In April 2012, AstraQom expanded their Hosted PBX client services with the addition of a Virtual Receptionist service. A virtual receptionist service provides a live answering option to small businesses that cannot afford, or do not need, a full-time receptionist. The service uses a toll-free number that is answered by agents who act as receptionists for various companies.

AstraQom Canada, AstraQom International's subsidiary, expanded in December 2013 by acquiring Shi Lian Telecom, a business telephone service provider targeting Chinese-owned businesses in Canada and the United States.

In May 2014, AstraQom moved its global headquarters to Silicon Valley and opened an office in San Jose, California.

Early in 2015, AstraQom Canada moved its headquarters to the Greater Toronto Area (GTA), opening its second Canadian office and 6th international office. The company's Ottawa office now serves as its main network hub. It also started supporting immigrant entrepreneurs, small businesses and diversity initiatives.

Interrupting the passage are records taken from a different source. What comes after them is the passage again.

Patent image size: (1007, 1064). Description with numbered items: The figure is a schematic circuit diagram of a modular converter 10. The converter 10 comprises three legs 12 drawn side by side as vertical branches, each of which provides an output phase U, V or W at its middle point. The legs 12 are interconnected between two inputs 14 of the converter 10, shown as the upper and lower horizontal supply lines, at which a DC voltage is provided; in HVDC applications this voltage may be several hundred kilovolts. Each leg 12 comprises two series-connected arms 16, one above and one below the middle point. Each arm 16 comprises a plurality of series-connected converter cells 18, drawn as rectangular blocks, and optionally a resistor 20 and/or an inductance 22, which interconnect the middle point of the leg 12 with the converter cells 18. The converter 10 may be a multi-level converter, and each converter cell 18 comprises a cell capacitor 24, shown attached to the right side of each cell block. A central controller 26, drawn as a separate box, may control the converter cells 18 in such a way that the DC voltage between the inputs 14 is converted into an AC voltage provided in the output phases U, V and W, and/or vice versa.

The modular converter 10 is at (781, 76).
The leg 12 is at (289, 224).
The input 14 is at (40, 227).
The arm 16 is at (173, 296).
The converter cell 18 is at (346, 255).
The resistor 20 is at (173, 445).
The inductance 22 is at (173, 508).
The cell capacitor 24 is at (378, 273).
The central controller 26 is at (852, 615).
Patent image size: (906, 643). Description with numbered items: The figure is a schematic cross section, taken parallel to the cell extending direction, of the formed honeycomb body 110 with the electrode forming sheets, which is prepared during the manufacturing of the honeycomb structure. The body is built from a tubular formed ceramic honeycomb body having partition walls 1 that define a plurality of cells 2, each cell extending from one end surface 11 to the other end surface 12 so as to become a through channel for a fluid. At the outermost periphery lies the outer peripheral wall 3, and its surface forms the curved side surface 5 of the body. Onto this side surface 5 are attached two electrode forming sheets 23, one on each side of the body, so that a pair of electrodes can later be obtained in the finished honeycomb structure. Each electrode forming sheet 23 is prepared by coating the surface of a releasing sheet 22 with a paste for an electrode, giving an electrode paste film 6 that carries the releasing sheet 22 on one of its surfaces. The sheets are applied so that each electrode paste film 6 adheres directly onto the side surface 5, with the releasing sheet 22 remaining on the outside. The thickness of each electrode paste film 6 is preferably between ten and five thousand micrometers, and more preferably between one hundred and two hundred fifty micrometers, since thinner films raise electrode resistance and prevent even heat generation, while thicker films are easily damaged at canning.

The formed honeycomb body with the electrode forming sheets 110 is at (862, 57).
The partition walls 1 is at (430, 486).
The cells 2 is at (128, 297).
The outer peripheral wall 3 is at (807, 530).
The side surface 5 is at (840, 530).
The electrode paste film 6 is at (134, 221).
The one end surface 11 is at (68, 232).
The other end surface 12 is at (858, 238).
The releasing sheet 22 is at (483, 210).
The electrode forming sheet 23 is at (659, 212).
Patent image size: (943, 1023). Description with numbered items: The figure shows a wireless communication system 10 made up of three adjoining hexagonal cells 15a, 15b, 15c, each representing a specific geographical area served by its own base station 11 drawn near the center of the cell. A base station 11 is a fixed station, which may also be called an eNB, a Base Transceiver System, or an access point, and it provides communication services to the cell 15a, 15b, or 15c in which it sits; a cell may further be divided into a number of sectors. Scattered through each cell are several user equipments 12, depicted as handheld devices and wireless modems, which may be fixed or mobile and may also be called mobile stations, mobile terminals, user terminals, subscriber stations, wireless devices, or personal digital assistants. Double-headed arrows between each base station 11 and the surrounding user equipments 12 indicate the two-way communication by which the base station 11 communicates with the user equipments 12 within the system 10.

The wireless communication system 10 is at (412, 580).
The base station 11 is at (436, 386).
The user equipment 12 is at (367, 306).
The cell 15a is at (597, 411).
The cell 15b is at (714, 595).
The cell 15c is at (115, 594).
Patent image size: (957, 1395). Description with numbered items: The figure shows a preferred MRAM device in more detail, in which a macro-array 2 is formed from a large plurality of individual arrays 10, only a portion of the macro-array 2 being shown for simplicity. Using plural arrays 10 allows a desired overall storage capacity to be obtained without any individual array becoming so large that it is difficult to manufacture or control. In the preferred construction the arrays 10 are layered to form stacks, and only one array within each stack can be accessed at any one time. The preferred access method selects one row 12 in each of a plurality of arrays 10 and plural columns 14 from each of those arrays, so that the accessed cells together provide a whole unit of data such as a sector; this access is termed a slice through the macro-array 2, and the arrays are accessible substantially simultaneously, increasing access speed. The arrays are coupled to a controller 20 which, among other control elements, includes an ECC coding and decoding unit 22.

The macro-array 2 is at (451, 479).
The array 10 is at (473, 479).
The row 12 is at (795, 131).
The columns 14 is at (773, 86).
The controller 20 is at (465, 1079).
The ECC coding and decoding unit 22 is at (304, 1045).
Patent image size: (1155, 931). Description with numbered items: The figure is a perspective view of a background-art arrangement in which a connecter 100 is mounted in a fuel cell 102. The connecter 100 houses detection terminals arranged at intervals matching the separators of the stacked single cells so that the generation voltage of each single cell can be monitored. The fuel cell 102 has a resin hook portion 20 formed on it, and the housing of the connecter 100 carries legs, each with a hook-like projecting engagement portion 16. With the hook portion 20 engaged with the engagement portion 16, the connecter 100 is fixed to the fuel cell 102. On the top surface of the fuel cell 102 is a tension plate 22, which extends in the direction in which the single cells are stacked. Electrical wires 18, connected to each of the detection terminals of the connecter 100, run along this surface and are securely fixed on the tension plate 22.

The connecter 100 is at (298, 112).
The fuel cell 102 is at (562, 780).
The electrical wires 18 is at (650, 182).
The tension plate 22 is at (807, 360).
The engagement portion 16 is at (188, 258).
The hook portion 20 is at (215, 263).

Global expansion of AstraQom has included the opening of offices in the United States, the United Kingdom, Australia and New Zealand in 2015, followed by the Philippines and Brazil, in 2016, followed by a move of the company's headquarters to Campbell California.

== Services ==
AstraQom provides a variety of telecom-related services including: Hosted PBX, E-Fax (incoming faxes at no charge), Virtual telephone numbers (over 100 countries covered), Virtual office, A-Z Termination, Vanity Numbers, SIP Trunking.

Its Computer telephony integrations products include CRM, Hotel and Call Center software integrated with AstraQom's Hosted PBX.

== Coverage ==
AstraQom offers Voice over IP and a range of integrated solutions to the following regions and countries:

| AstraQom Americas |  |  |
|---|---|---|
| Argentina | Brazil | Canada |
| Chile | El Salvador | Mexico |
| Panama | Peru | Puerto Rico |
| USA | Venezuela | Colombia |
| Costa Rica | Jamaica | USVI |
| Puerto Rico |  |  |

| AstraQom Asia-Pacific |  |  |
|---|---|---|
| Australia | New Zealand | Singapore |
| Philippines | Japan | Malaysia |
| China | Hong Kong | India |
| Indonesia | Kazakhstan | China |
| Tonga | Vietnam | Thailand |
| New Caledonia | South Korea |  |

| AstraQom Europe, Middle East and Africa |  |  |
|---|---|---|
| Austria | Belgium | Bulgaria |
| Cyprus | Denmark | Estonia |
| Finland | France | Kenya |
| Germany | Greece | Ireland |
| Israel | Italy | Latvia |
| Lithuania | Luxembourg | Malta |
| Norway | Portugal | Romania |
| Slovakia | Slovenia | Spain |
| Sweden | Switzerland | South Africa |
| UK |  |  |

== Projects and partnerships ==
In June 2012, AstraQom partnered with Bios Technologies, a provider of computer and network hardware and services serving the West Quebec and Ottawa areas. Bios became the provider of IP communications solutions to federal and provincial public functions, hospitals and businesses, as a re-seller for AstraQom products and services. Following this, AstraQom expanded its Channel Partner program and currently has hundreds of resellers around the world.